The process of treating or cleaning inanimate objects (particularly water treatment equipment and associated installation and/or handling materials and tools) is referred to as "sanitizing." "Sanitary" denotes a satisfactory level of cleanliness as well as a safe or controlled microbial level. The term "disinfection" refers to the removal of harmful microorganisms from water or water-contacting surfaces, as determined by the absence of pathogenic (disease-causing) and/or indicator coliform bacteria. It is important to note that the procedures described here only apply to potable water applications; other applications may necessitate a different approach.
Some guidelines are as follows:
· Always follow the manufacturer's procedures for service, part replacement, and operating procedures; when the system manufacturer provides detailed sanitation procedures, the manufacturer's procedures should be followed rather than the general procedures provided in this guidance.

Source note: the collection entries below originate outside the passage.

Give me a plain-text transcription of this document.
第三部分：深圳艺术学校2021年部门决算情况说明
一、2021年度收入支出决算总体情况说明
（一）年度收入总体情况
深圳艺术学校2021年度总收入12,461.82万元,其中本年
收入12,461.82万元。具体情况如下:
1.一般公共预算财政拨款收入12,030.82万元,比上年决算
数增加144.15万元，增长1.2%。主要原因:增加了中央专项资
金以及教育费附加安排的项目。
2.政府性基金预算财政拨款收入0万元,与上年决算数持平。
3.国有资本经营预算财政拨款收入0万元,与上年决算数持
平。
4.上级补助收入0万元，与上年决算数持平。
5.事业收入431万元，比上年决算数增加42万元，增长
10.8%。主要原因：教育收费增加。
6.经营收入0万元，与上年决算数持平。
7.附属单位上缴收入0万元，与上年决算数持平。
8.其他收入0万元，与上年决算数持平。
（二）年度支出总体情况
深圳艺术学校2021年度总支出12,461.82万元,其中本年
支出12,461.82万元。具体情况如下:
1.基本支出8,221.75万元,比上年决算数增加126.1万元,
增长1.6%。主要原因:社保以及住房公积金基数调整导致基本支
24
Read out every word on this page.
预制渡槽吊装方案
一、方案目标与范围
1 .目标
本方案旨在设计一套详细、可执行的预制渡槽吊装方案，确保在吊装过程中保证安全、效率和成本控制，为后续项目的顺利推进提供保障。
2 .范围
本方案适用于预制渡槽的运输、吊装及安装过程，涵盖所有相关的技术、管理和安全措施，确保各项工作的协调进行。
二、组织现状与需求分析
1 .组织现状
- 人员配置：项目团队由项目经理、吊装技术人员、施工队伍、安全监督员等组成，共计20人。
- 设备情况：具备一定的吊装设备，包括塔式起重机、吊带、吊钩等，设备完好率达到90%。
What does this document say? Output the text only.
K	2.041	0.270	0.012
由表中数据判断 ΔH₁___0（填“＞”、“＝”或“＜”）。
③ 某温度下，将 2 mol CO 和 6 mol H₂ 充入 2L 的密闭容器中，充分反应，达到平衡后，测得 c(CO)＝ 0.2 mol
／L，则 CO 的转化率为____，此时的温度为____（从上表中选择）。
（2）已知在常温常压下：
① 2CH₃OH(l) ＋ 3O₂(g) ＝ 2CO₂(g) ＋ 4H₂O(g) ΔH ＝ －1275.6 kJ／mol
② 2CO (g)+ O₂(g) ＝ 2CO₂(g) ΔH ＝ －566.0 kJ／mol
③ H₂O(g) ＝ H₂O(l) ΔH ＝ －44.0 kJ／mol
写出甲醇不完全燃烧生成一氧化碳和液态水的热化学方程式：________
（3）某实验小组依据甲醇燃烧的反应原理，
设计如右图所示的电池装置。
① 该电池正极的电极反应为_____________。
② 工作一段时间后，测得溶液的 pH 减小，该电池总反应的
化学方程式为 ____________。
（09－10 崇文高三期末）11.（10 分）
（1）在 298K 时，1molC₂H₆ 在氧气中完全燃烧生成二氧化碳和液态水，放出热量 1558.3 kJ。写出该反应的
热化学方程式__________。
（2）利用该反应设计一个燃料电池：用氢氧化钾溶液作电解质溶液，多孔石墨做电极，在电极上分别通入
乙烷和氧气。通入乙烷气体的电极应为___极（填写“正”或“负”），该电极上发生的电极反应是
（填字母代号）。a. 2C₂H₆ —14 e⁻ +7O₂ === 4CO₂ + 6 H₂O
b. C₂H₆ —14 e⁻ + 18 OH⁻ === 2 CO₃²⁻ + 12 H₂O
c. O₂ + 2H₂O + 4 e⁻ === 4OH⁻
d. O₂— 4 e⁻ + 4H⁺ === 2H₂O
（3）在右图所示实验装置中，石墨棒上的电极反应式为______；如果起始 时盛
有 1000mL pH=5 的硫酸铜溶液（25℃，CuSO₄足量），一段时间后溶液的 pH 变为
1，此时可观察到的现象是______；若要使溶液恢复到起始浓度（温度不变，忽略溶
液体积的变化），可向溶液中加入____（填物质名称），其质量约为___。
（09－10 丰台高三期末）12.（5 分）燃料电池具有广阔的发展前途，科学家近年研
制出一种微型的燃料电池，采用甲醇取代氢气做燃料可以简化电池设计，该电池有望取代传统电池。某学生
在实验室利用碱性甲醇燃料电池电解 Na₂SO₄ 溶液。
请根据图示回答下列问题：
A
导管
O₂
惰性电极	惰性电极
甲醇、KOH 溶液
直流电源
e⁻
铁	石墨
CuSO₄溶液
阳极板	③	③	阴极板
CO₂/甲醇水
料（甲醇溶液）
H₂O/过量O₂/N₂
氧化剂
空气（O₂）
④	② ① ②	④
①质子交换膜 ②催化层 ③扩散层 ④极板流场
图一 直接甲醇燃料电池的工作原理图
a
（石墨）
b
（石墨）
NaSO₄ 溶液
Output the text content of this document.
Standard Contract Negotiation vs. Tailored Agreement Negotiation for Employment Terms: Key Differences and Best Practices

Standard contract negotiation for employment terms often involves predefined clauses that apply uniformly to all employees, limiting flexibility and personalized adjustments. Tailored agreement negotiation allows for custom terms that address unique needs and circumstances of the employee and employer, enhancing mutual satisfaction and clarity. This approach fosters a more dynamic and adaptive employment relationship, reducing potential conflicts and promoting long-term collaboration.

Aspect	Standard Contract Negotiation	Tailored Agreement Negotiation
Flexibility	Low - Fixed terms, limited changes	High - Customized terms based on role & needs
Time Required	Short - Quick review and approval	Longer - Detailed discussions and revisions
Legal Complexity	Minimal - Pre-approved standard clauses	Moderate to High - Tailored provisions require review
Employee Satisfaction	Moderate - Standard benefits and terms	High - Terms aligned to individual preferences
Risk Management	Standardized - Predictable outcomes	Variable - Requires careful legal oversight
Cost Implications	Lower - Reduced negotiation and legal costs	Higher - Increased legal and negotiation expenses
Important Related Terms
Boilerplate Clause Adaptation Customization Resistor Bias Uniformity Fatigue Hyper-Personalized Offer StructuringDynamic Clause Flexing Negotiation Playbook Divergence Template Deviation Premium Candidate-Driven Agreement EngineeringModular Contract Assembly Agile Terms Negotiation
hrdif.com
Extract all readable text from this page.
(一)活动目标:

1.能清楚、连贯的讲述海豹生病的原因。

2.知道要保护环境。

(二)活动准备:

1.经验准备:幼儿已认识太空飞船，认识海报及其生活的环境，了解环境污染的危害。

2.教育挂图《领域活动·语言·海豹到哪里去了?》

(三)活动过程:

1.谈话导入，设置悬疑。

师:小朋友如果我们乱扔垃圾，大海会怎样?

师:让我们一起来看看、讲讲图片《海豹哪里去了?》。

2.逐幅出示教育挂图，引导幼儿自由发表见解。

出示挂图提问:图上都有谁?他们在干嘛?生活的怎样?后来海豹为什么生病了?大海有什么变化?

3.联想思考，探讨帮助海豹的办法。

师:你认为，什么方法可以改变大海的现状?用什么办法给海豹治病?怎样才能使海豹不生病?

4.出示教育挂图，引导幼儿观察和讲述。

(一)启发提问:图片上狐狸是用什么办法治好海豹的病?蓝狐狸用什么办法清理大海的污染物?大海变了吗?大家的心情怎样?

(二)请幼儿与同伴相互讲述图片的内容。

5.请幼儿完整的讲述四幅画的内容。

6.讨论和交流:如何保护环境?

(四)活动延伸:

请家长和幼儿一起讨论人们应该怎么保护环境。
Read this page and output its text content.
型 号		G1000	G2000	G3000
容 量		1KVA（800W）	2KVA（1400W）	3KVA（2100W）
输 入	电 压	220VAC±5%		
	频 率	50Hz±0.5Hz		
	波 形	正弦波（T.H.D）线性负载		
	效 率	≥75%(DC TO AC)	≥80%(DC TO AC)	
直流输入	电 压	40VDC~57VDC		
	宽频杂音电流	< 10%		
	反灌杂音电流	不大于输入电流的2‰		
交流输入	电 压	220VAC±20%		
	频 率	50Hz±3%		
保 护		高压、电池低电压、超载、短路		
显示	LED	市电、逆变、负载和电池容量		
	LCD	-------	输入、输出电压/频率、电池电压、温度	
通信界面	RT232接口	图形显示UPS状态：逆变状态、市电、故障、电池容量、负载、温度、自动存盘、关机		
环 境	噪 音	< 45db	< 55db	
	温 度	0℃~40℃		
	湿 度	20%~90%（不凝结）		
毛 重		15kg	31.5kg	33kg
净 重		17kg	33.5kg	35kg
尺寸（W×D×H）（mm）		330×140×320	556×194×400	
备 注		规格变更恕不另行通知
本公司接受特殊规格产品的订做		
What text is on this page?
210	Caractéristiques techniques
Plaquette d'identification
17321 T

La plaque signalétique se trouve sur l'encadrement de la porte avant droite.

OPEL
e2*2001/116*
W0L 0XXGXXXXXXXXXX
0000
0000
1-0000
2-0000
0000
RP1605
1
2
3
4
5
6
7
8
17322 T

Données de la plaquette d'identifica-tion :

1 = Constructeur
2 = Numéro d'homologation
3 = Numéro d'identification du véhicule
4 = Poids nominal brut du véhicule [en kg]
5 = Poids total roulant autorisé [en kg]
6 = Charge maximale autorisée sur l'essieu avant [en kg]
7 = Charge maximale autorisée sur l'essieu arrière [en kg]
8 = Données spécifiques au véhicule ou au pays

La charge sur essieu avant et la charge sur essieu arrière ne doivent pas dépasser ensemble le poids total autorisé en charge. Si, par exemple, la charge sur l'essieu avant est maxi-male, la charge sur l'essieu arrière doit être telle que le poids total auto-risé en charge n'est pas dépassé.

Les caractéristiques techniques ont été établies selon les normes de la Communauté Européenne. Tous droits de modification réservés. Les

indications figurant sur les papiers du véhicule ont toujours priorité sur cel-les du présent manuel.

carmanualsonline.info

· Choose a disinfection solution.
· Also, consult the Centers for Disease Control and Prevention's list of disinfectant limitations (CDC).
· When cleaning wet surfaces with soap, use liquid dish soap; the simpler the better, and avoid types that contain scents, whiteners, antibacterial agents, and other additives.
· When mixing and using disinfectant solutions, always follow the disinfectant manufacturer's safety precautions and consult the Safety Data Sheet (SDS) for the specific disinfectant chemical being used (gloves and safety glasses recommended)
· Cleaning and rinsing water must be potable and microbiologically safe.
A standard operating procedure, also known as a SOP, is a set of step-by-step instructions that describe how operators perform routine tasks. An SOP frequently includes a list of the materials and supplies required, as well as references to industry standards, equipment manuals, and regulatory requirements.
Written SOPs help ensure that every operator at your facility follows consistent and correct procedures, that your utility adheres to industry best practices, and that your plant complies with regulatory requirements.
SOPs are more important than ever during COVID-19. SOPs help new operators get up to speed quickly and ensure nothing important is missed when staff turnover occurs or outside operators assist during an emergency.
All of this helps in sanitization process of water softening plants and every other product related to drinking water. It has become a necessity to sanitize before use, as it’s a very important step to keep people safe from this infectious disease.